The FBI will investigate the incident “as a targeted act of violence against the Jewish community,” Jennifer Runyan, special agent in charge of the federal agency’s Detroit field office, told reporters Thursday. Law enforcement has not yet publicly detailed a motive.

CBS News cited a source in Michigan’s Lebanese-American community who said that in the wake of the strike, Ghazali stopped working and spent his time alone at home. According to the source, who has long known Ghazali, the strike killed two of Ghazali’s brothers and two of their children, and severely wounded one of his sisters.

The same source said that prior to the synagogue attack, Ghazali called his ex-wife. The conversation reportedly left her concerned, and she called the police afterward.

According to the source quoted by CBS, the strike in Lebanon took place roughly 10 days before Ghazali carried out the synagogue attack, which would place the event on March 3 or 4.


Law enforcement respond to a call at Temple Israel synagogue, March 12, 2026, in West Bloomfield Township, Michigan. (AP Photo/Paul Sancya)
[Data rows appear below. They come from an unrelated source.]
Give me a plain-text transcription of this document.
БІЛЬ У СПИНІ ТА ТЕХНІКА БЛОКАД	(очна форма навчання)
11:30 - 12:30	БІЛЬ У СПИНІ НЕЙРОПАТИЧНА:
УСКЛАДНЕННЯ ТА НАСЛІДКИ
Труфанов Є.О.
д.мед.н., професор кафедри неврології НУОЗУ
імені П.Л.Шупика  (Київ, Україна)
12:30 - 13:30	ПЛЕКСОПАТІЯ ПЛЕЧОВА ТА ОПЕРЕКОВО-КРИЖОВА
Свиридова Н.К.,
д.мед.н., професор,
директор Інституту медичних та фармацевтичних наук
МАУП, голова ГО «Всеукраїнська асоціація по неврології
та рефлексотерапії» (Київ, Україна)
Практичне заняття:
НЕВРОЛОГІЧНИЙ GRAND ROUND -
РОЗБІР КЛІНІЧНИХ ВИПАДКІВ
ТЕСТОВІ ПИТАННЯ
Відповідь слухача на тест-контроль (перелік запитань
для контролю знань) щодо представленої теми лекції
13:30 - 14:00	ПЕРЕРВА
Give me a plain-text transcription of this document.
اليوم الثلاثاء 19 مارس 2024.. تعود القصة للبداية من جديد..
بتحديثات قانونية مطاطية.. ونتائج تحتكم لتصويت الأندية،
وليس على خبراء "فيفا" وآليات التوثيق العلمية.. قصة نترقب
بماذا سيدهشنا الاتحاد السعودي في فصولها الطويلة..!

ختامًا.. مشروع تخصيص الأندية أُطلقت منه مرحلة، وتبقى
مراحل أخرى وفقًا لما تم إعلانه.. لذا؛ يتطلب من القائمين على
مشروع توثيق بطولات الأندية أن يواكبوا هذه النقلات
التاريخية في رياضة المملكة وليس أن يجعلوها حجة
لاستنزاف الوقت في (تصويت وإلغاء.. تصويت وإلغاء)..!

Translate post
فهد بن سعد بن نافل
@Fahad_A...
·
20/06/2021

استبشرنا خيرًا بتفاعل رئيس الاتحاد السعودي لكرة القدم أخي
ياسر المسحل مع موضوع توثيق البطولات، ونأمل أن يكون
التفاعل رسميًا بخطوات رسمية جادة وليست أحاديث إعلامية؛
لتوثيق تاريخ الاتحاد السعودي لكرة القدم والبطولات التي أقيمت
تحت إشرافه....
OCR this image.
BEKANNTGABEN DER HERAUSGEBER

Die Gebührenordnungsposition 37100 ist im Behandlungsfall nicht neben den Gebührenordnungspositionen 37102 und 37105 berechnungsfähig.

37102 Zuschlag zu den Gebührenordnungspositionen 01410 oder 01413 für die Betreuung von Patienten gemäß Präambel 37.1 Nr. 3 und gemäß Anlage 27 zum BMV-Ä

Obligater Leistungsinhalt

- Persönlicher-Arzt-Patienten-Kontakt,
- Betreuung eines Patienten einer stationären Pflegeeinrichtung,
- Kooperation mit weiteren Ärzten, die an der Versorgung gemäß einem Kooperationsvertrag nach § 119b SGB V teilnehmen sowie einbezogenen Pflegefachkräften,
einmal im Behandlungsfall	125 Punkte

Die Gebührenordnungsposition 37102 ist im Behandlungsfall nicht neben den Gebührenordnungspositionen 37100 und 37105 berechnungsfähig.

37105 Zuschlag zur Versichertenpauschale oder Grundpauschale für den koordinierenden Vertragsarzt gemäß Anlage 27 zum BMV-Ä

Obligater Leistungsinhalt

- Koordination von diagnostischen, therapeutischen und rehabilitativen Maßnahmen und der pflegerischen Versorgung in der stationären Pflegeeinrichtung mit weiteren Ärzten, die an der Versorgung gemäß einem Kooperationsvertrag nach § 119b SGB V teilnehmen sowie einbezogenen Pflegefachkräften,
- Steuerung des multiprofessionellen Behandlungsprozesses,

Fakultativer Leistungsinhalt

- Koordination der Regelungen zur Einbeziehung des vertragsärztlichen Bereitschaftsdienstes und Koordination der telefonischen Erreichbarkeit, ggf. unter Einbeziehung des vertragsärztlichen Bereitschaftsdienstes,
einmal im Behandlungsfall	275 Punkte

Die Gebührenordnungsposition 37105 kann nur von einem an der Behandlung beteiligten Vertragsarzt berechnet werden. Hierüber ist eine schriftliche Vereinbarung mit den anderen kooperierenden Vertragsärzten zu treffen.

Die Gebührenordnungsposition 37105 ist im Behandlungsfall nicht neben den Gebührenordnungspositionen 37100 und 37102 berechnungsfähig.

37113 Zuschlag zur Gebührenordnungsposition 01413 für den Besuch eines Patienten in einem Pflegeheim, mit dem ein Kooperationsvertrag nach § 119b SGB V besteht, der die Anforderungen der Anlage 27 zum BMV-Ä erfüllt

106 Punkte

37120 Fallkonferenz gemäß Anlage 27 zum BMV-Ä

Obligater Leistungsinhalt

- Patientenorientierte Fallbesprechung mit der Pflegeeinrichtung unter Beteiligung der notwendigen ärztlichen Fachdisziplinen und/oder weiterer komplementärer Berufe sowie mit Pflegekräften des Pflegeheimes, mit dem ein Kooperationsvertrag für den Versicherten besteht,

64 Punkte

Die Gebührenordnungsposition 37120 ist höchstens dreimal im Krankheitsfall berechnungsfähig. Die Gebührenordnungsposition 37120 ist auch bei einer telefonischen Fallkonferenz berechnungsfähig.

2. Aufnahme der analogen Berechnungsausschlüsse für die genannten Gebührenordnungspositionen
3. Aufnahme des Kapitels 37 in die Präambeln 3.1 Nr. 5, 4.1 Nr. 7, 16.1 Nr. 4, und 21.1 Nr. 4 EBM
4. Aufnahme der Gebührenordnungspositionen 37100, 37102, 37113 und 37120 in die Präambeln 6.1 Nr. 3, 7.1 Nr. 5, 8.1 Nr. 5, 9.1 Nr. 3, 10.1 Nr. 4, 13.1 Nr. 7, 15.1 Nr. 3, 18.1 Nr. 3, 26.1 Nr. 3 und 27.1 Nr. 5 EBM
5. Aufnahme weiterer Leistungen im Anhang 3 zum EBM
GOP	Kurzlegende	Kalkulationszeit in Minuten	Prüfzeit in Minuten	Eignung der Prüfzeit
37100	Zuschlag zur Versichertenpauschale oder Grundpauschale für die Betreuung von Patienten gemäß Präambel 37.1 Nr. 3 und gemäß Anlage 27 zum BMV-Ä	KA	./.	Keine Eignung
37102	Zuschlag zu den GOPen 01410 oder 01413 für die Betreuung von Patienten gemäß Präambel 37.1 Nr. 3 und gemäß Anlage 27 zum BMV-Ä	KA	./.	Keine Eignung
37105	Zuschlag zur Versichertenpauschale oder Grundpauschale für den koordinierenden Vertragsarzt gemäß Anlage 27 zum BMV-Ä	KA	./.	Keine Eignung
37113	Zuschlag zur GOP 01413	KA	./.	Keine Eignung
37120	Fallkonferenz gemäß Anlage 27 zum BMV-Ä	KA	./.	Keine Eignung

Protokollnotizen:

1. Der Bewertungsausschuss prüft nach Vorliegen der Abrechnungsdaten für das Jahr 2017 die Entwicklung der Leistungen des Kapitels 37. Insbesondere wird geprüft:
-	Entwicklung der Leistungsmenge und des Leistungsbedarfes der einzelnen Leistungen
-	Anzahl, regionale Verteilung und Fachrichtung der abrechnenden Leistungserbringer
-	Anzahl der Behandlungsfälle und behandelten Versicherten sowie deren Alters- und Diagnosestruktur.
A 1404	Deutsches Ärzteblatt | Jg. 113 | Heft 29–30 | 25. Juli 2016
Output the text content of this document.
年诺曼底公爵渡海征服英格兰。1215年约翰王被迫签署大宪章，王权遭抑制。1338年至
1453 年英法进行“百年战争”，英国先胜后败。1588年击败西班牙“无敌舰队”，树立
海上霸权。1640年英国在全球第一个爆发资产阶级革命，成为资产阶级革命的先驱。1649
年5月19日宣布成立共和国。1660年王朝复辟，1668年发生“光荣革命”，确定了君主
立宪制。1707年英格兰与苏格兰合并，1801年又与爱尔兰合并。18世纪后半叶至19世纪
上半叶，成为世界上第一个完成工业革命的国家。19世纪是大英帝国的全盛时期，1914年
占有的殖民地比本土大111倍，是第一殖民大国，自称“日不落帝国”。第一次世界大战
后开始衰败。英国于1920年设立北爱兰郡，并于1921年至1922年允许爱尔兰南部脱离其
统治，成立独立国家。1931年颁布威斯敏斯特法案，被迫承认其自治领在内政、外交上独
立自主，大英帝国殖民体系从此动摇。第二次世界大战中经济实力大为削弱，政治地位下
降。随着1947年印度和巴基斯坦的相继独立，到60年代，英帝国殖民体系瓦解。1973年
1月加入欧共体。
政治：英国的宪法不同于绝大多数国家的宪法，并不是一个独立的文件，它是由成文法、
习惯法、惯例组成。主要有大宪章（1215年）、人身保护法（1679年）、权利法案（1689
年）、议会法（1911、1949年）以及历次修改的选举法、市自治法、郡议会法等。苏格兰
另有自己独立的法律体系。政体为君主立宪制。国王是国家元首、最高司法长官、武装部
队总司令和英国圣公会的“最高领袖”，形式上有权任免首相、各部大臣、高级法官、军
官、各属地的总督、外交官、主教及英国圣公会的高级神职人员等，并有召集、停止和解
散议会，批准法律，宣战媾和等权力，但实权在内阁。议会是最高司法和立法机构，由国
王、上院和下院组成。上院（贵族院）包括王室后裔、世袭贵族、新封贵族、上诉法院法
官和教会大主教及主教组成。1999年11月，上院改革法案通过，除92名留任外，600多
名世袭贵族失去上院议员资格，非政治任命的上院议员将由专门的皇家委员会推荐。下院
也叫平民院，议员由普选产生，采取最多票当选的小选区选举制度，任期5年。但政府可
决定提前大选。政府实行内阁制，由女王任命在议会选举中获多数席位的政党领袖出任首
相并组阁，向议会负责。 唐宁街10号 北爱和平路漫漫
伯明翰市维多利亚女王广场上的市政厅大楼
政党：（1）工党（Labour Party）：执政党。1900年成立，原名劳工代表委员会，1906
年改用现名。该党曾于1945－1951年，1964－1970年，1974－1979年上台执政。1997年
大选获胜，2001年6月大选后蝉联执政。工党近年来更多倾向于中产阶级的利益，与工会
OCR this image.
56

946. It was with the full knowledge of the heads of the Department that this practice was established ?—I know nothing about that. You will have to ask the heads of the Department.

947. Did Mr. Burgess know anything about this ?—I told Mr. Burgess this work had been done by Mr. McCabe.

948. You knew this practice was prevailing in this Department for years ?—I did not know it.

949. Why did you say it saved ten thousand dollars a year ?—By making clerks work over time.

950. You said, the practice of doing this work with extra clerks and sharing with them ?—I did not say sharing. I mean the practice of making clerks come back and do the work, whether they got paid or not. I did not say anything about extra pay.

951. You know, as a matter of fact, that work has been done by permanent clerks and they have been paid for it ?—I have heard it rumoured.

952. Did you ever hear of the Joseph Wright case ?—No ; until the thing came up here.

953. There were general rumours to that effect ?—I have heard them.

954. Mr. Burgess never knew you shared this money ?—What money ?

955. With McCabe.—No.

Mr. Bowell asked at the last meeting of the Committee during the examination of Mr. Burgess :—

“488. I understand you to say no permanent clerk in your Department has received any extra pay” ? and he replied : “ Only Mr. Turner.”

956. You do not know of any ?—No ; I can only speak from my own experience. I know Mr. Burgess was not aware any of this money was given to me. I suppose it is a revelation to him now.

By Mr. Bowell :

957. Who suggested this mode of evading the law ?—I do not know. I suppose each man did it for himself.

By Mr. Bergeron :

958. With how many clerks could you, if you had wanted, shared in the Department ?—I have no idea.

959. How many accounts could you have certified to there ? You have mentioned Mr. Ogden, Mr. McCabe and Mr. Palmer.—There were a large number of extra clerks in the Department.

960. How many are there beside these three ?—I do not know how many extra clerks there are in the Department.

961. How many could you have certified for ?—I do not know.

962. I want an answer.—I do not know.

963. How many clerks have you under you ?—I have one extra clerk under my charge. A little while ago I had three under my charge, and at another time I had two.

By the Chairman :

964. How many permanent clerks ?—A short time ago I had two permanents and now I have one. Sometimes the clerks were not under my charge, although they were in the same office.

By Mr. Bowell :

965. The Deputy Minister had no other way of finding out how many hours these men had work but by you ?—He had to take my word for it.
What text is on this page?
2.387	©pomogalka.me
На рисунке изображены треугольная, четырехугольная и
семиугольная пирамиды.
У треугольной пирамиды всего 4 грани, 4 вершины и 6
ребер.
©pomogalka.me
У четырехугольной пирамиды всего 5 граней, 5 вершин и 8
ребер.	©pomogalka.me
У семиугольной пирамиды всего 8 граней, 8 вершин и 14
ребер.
Israel has been carrying out extensive airstrikes targeting Hezbollah in Lebanon, and the Israel Defense Forces has pushed further into the south of the country on the ground, after the Iran-backed terror group started firing hundreds of rockets and drones at Israel on March 2, in response to US-Israeli attacks on Iran.

Mayor condemns attack, does not mention antisemitism

In his statement posted to social media late Thursday, Dearborn Heights’s Baydoun wrote: “Earlier today, we learned that the individual responsible for the incident that took place at Temple Israel Synagogue in West Bloomfield was a resident of Dearborn Heights. He died at the scene.”

“No matter where violence occurs, whether in West Bloomfield or anywhere around in the world, harm against innocent people is something we must all stand firmly against,” he said, adding: “The tensions we see across the world too often find their way into our own neighborhoods, reminding us how deeply connected our shared safety is.”

Baydoun urged residents to “stay aware and vigilant, especially as we gather during these sacred final days of Ramadan,” the Muslim holy month.

It was the second statement issued by the mayor since the attack. Both made reference to houses of worship, including “the impacted congregation,” and noted that the event took place at a synagogue. Neither statement made any explicit reference to antisemitism.

According to a report in local Detroit media from 2024, Baydoun himself also lost relatives — a family of five — in Lebanon as a result of an Israeli airstrike during the previous round of Israel-Hezbollah fighting, which started when the terror group began attacking Israel on October 8, 2023.  That round ended with a ceasefire agreement in November 2024.